2004年の最重要バンドにあげる雑誌もあった、このマイ・ケミカル・ロマンス。もともとアメリカでコアなインディーズファンの間では知らない人はいないぐらいの存在だった。そのマイ・ケミカル・ロマンスの噂が徐々に広がっていき、日本ではメジャーデヴュー前に、サマソニとフジロックの間で争奪戦を繰り広げるほどまでの存在になった。結果、サマソニに出演。ファンの心をわしづかみにするパフォーマンスとメロディアスな曲、そして熱いジェラルドの歌声で、しっかり日本のファンを獲得した。

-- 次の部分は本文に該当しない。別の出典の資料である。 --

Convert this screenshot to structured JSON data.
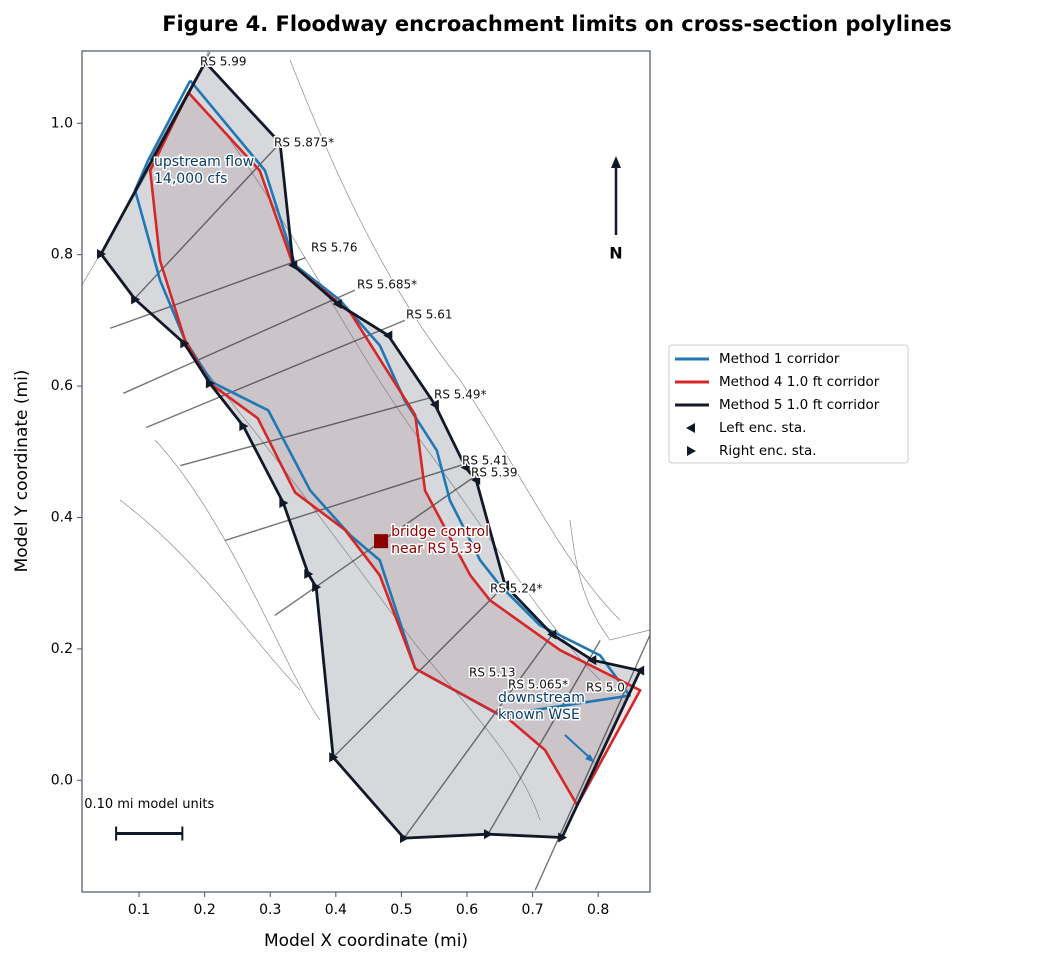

メジャーデヴューシングルの「I'm Not Okay (I Promise)」。なんというか、訳すと「俺は大丈夫じゃないんだ!!それだけは言える」っていうタイトル。とても切なく感じるフレーズだ。でもこの曲は別に暗くなくて、どちらかというと明るい。でもその明るさで、I'm Not Okay ってシャウトし続けるもんだから、なんだかロックを感じる。Vo.のジェラルドはアニメ制作会社に勤めていたらしく、そこで自分の人生に疑問を感じて、バンドを始めたようだ。鬱も同時にわずらっているようだ。I'm Not Okay ってのは、ジェラルドの魂の叫びなのだろう。
2004年のサマソニが終わり、帰国したあとに順調に見えたバンドにも問題が生じた。オリジナルメンバーのマットが脱退。そしてジェラルドもアルコール依存症、鬱の悪化があって、バンドにとっても正念場の時期に入った。しかし、ボブが加入し、ジェラルドもアルコール依存症をなんとか乗り越え、2005年には単独の来日ツアーも実現し、ファンを安心させた。グリーン・デイやサム41の次はこいつらだ、と言われてるし、これからの活動にも要注目だ。ちなみにジェラルドとマイキーは兄弟ね。ジェラルドが兄でマイキーが弟。あとUSのオフィシャルサイトで2ndアルバムでメジャーデウ゛ューアルバム収録のI'm not okay(I PROMISE)とHelenaのPVが視聴出来るから、是非見てみて。きっと気に入ると思う。
あと、ジェラルドとTHE USEDのバートは、かなり仲が良いらしくバートは2ndアルバムに参加してるよ。歌を聴けば分かると思うけど、2人には共通項があると思う。それは声で歌ってるんじゃなくて、魂で歌ってるってところかな。歌声に本人が抱えてる闇を感じる。それがロックの醍醐味でもある。